Other Chaos Channels were like rivers, providing a narrow steady path in and out of the planes. This one was like a waterfall, an abrupt change from the plane and then Deep Chaos before turning into the Primordial Sea. It was easy to leave the plane through this channel, but significantly harder to enter, which was amusing in a way, since the only way to easily enter planes was through the Channels.

The Deceit rode the turbulent currents, but always, they moved towards the Sea. Do nothing and they would eventually find themselves adrift. Try to return to the plane and one must have a firm mind, or any little distraction would find the traveller going in circles, or worse, going the other way.
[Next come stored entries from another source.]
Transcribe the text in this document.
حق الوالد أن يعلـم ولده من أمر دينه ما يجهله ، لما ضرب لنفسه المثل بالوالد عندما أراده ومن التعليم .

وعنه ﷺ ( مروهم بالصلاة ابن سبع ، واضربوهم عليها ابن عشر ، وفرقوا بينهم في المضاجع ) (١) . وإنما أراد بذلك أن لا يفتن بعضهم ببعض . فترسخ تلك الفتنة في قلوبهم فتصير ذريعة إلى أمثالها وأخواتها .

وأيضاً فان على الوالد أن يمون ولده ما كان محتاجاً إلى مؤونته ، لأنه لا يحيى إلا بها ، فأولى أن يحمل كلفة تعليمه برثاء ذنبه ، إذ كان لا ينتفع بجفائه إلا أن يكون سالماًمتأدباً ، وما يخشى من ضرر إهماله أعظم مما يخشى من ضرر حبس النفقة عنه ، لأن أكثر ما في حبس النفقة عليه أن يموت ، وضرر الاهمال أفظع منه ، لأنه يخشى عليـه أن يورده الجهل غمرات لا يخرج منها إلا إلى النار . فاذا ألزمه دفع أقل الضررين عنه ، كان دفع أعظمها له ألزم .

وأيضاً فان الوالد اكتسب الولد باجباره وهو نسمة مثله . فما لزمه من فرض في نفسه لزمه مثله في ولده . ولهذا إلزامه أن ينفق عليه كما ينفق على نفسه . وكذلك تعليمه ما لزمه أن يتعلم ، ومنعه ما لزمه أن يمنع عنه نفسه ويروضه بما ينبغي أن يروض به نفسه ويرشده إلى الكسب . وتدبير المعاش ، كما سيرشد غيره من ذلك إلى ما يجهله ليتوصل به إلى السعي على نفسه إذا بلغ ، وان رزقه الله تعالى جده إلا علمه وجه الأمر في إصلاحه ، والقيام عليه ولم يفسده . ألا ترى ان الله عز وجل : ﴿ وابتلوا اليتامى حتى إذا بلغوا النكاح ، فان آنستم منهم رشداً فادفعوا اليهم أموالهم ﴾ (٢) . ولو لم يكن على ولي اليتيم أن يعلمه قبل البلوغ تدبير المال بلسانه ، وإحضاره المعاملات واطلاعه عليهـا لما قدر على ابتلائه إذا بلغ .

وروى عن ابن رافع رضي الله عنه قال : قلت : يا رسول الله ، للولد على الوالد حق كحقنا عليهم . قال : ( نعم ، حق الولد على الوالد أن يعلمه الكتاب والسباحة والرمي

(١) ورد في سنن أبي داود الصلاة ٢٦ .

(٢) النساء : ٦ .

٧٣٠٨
Thankfully, the mechanisms of a Chaos ship voided the risk of random thought. Going back through this Channel into the plane only wasted more energy than usual, but that was it. Esha rather enjoyed the changing vista, even as it warped between her most cherished dreams and her nightmares.

Her aide shivered in his boots, unable to wrest his eyes away from whatever vision he found himself in.

While they were transitioning from the Channel to the Primordial Sea, Esha took mental stock of her forces. The aide was one of a dozen menial staff, though they were there merely to support her.

Her mind wandered into the war chamber, and she counted the slumbering Lignoculi. Nearly a hundred strong, they were tough and relentless, though they had little in the way of imagination. The drones pruning the foliage on the surface reported heavy activity from dwellers.

Normally the riffraff avoided any Chaos Ships, but it looked like they had been left unpruned too long.

She activated her catapults, grown from the Adaviren seedlings on the ship. Soon enough, boulders of ice smashed apart a horde of swarmlings and Wanderers.

'Huh, don't tell me that was a Wave?'

Well, she didn't have time to mop up the remains though she woke up her warriors to gather the shards and dust. It was the work of a few minutes, but a privateer never said no to coins.

When the Deceit emerged from the Channel, the Tide and the Rose were nowhere in sight. It looked like they exited to a different Waypoint.

The Tokens for her allied ships hung from the beams, suspended on a gossamer thread, and both started to move. The White Tide’s token, a curled swordfish around an eagle’s claw, moved to port, thirty degrees, while the Poisoned Rose’s black rose bouquet moved to starboard, nearly ninety degrees.

Esha grunted in her mind. A nasty spread. The tokens didn’t denote distance, just general direction, and even then that wasn’t too certain. In the Chaos Sea, one can move port but end up sternwards instead. What was important was that there was a connection between the ships, beyond their shared letters of marque. The small fleet had taken down many a convoy of ships. From the Verdanians and the Coalition, and from numerous independents foolish enough to believe they could live in peace while drifting on the Chaos Sea. Ah, those were fine battles.

Esha’s lips curled into a rictus smile, and she was oblivious to her aide’s shivering glances. It was time to hunt, and Holy Yabrath grant her a pleasurable kill.